When looking at the implications of this study for women going through reproductive technology treatment, it is very important to compare the risk of having a baby with a birth defect to other infertile patients who got pregnant without fertility treatment, not to a normal fertile population. We have known for some time that women who have difficulty getting pregnant who then ultimately get pregnant on their own have a higher rate of birth defects. This suggests that something related to difficulty getting pregnant (? abnormal eggs or sperm)) in and of itself increases the risk of having a child with a birth defect, not necessarily related to the reproductive technology used in infertility patients to help them conceive. In this same study the percent of births with birth defects in women conceiving with intrauterine insemination (IUI) was also increased (9.3%), once again suggesting that the infertile population in general have a higher risk of birth defects however they conceive, on their own or with treatment.

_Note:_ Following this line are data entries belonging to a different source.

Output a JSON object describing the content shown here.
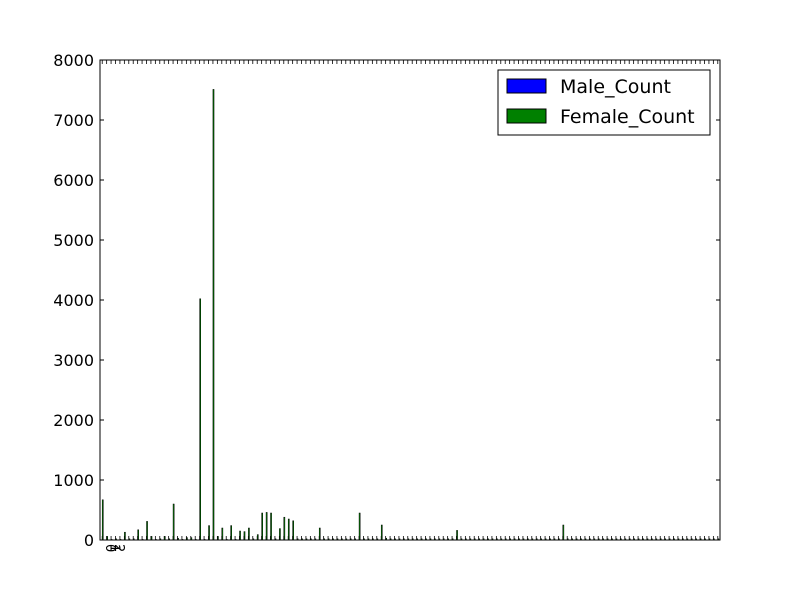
{
  "chart_data": {
    "type": "bar",
    "title": "",
    "xlabel": "",
    "ylabel": "",
    "ylim": [
      0,
      8000
    ],
    "yticks": [
      0,
      1000,
      2000,
      3000,
      4000,
      5000,
      6000,
      7000,
      8000
    ],
    "grid": false,
    "legend_position": "top-right",
    "x_tick_labels_visible": [
      "0",
      "1",
      "2"
    ],
    "categories_count": 140,
    "series": [
      {
        "name": "Male_Count",
        "color": "#0000ff",
        "values": [
          0,
          0,
          0,
          0,
          0,
          0,
          0,
          0,
          0,
          0,
          0,
          0,
          0,
          0,
          0,
          0,
          0,
          0,
          0,
          0,
          0,
          0,
          0,
          0,
          0,
          0,
          0,
          0,
          0,
          0,
          0,
          0,
          0,
          0,
          0,
          0,
          0,
          0,
          0,
          0,
          0,
          0,
          0,
          0,
          0,
          0,
          0,
          0,
          0,
          0,
          0,
          0,
          0,
          0,
          0,
          0,
          0,
          0,
          0,
          0,
          0,
          0,
          0,
          0,
          0,
          0,
          0,
          0,
          0,
          0,
          0,
          0,
          0,
          0,
          0,
          0,
          0,
          0,
          0,
          0,
          0,
          0,
          0,
          0,
          0,
          0,
          0,
          0,
          0,
          0,
          0,
          0,
          0,
          0,
          0,
          0,
          0,
          0,
          0,
          0,
          0,
          0,
          0,
          0,
          0,
          0,
          0,
          0,
          0,
          0,
          0,
          0,
          0,
          0,
          0,
          0,
          0,
          0,
          0,
          0,
          0,
          0,
          0,
          0,
          0,
          0,
          0,
          0,
          0,
          0,
          0,
          0,
          0,
          0,
          0,
          0,
          0,
          0,
          0,
          0
        ]
      },
      {
        "name": "Female_Count",
        "color": "#008000",
        "values": [
          670,
          60,
          10,
          20,
          10,
          130,
          20,
          20,
          170,
          10,
          310,
          60,
          10,
          20,
          60,
          20,
          600,
          30,
          10,
          40,
          40,
          10,
          4020,
          10,
          240,
          7510,
          60,
          200,
          10,
          240,
          10,
          150,
          140,
          200,
          20,
          90,
          450,
          460,
          450,
          20,
          190,
          380,
          350,
          320,
          20,
          20,
          20,
          20,
          20,
          200,
          20,
          20,
          20,
          20,
          20,
          20,
          20,
          20,
          450,
          20,
          20,
          20,
          20,
          250,
          30,
          20,
          20,
          20,
          20,
          20,
          20,
          20,
          20,
          20,
          20,
          20,
          20,
          20,
          20,
          20,
          160,
          20,
          20,
          20,
          20,
          20,
          20,
          20,
          20,
          20,
          20,
          20,
          20,
          20,
          20,
          20,
          20,
          20,
          20,
          20,
          20,
          20,
          20,
          20,
          250,
          20,
          20,
          20,
          20,
          20,
          20,
          20,
          20,
          20,
          20,
          20,
          20,
          20,
          20,
          20,
          20,
          20,
          20,
          20,
          20,
          20,
          20,
          20,
          20,
          20,
          20,
          20,
          20,
          20,
          20,
          20,
          20,
          20,
          20,
          20
        ]
      }
    ]
  }
}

This study does confirm other studies reporting that there is likely a small (1-2%) increased risk of having a child with a birth defect when ICSI is done. This may be due to the higher chance of abnormal genetics in sperm from men who require ICSI (male factor) for fertilization. Studies have reported that men with a severe male factor have a higher percent of chromosomal genetic abnormalities that can be passed on to their offspring. This does not mean that the ICSI technique itself is responsible for the slight increase in birth defects, so it is unknown as to whether there is any increased risk of birth defects if ICSI is done in men with fairly normal sperm.

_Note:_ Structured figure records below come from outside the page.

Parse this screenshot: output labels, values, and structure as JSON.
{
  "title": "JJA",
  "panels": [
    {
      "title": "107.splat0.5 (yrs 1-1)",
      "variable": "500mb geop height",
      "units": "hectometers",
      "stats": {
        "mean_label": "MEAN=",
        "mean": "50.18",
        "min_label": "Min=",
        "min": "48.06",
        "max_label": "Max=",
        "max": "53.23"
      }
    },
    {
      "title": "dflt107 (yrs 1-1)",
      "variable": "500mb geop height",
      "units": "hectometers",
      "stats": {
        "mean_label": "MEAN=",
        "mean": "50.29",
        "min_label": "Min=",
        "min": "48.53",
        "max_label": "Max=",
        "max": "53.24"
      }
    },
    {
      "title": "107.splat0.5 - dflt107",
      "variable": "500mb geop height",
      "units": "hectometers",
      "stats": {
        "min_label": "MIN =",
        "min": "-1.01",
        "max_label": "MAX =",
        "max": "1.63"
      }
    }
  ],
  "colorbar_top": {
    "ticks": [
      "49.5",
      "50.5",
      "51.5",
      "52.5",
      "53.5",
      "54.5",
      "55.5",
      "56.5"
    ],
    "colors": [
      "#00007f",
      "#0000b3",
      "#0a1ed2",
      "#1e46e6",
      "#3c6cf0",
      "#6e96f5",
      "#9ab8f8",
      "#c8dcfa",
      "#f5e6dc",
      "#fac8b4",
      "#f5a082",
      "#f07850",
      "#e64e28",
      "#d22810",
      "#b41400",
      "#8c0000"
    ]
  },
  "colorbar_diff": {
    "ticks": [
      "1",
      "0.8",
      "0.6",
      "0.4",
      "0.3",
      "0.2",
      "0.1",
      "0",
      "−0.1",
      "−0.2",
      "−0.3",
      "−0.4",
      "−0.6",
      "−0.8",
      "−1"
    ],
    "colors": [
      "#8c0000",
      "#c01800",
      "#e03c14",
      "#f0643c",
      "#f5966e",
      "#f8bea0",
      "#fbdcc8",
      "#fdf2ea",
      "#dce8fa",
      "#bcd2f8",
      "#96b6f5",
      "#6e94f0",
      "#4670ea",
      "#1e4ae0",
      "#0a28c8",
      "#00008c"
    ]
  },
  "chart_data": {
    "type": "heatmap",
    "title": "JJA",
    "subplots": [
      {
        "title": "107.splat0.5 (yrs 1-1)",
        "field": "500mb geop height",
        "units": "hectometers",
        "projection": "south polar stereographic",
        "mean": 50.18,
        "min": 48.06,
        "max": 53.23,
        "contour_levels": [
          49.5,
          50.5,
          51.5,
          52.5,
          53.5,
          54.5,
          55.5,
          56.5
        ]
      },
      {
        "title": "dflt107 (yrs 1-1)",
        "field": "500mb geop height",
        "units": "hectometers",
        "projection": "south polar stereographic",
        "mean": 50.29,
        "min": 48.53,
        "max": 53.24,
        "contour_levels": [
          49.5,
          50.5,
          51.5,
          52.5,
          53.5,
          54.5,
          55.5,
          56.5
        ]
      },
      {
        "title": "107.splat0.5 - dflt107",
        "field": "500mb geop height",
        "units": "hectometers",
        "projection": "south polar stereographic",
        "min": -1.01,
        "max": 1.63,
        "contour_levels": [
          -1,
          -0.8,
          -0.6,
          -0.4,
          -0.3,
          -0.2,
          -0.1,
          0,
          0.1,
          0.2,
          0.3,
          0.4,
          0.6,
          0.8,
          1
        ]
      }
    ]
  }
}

Once again when considering this report of birth defects from reproductive technologies in an Australian population, you must compare those percentages to infertility patients conceiving on their own, not to the “general population.” When this is done it does not appear that there is a significant increase in the risk of birth defects with IVF. At the end of the day, anyone utilizing reproductive technologies to help them conceive must ask themself if a very slight increase in birth defects would prevent them from going through treatment that greatly increases their chance to become a parent.